Thanks, @Allen14 ! I can run QA40x natively under Windows, but maybe this will help somebody else.

However, in practice, running the Windows version under Mono will remain unstable until QA40x is redesigned especially for Linux/macOS. Hello World is manageable for mono. Complex graphical user interfaces are another matter.

Hi @Allen14, there will be a test release of the QA40x_V2 in the coming weeks that runs on Linux/Mac using just dotnet framework (no mono). The purpose of the release is to get the kinks out with local PC tone generation, USB hardware, languages, etc. I’ve discussed before that it’s based on Avalonia, which relies on Skia for underlying rendering. This means 2D primitives will get rendered using your 3D hardware, and so things are very fast.

The screenshot below shows where things are headed. There are lots of windows available (from single graph to a 4x3 array of graphs). Each graph can pop-out for inspection/editing, has cursors, measurements, markers, can export in PNG or SVG. Left, bottom, right axis are config (in the plots below you can see right axis is dBR tracking while left axis is absolute dBV). You can drag/drop to re-arrange all graphs to suit your needs.

All graphs source their data from a trace pool (on the left). There is a hardware source (which is the QA403/QA402 analyzer), but you can also add a WAV source or a C# source. The benefit of the latter is if you wanted to code up a test signal that was 0 dBV in amplitude with 3H at -40 dBc and 7H at -80 dBc with 10mV of uniform noise, you could. Each trace source can have transformers applied. A transformer is a block of code that does something interesting. Which means you could add a 60 Hz powerline notch, A or C weighting, or a Farina chirp transformation. As you add transformers, more endpoints emerge in the tile (small boxes inside the tile). These are the attach points for your graph. So, the upper left graph can be looking at a C weighted while the upper right could be looking at A weighted.
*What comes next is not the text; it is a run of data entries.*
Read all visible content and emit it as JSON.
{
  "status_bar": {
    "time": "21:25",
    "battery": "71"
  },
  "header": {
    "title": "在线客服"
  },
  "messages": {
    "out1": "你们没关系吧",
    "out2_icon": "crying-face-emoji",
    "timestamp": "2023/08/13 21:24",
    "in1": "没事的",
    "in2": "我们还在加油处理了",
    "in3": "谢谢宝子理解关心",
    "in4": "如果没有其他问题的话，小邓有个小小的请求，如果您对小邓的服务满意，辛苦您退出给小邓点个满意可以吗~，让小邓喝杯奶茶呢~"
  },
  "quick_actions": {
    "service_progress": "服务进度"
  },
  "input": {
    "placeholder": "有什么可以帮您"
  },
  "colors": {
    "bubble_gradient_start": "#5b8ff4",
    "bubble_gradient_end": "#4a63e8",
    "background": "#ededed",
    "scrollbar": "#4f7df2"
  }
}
Each graph is specified as either frequency domain or time domain, and in freq domain you have the option for showing either spectrum or transfer function. For spectrum, it’s like the QA40x today. For transfer function, it will show gain/phase relative to the right channel. This fixes a deficiency in the main screen of the QA40x app where you couldn’t show phase (and had to use the automated test to get that).

Why 12 windows? The aim here is to allow larger, automated tests to show you a full view of your problem in one shot. That is, graph one might be captured time domain, graph 2 might be spectrum with THD/THDN meaurements, graph 3 is bargraph of spectrum, and graph 4 is a plot of THD versus power.

It will take some months to get to parity withe the QA40x app, but once that’s reached, it will very quickly exceed it.

Localization to 7 languages will be in the initial release. These will be machine translated, so a native speaker might be able to help with improvements. The v1 app usually needed 100 to 200Mbytes of RAM while running, with a super tiny 5Mbyte distro. The v2 will probably sit and 300-400Mbytes of RAM while running, with a larger 100-200Mbyte distro. There’s been a lot of work done memory use, and so the consumption variability of the v2 app should be quite a bit better than the v1 up.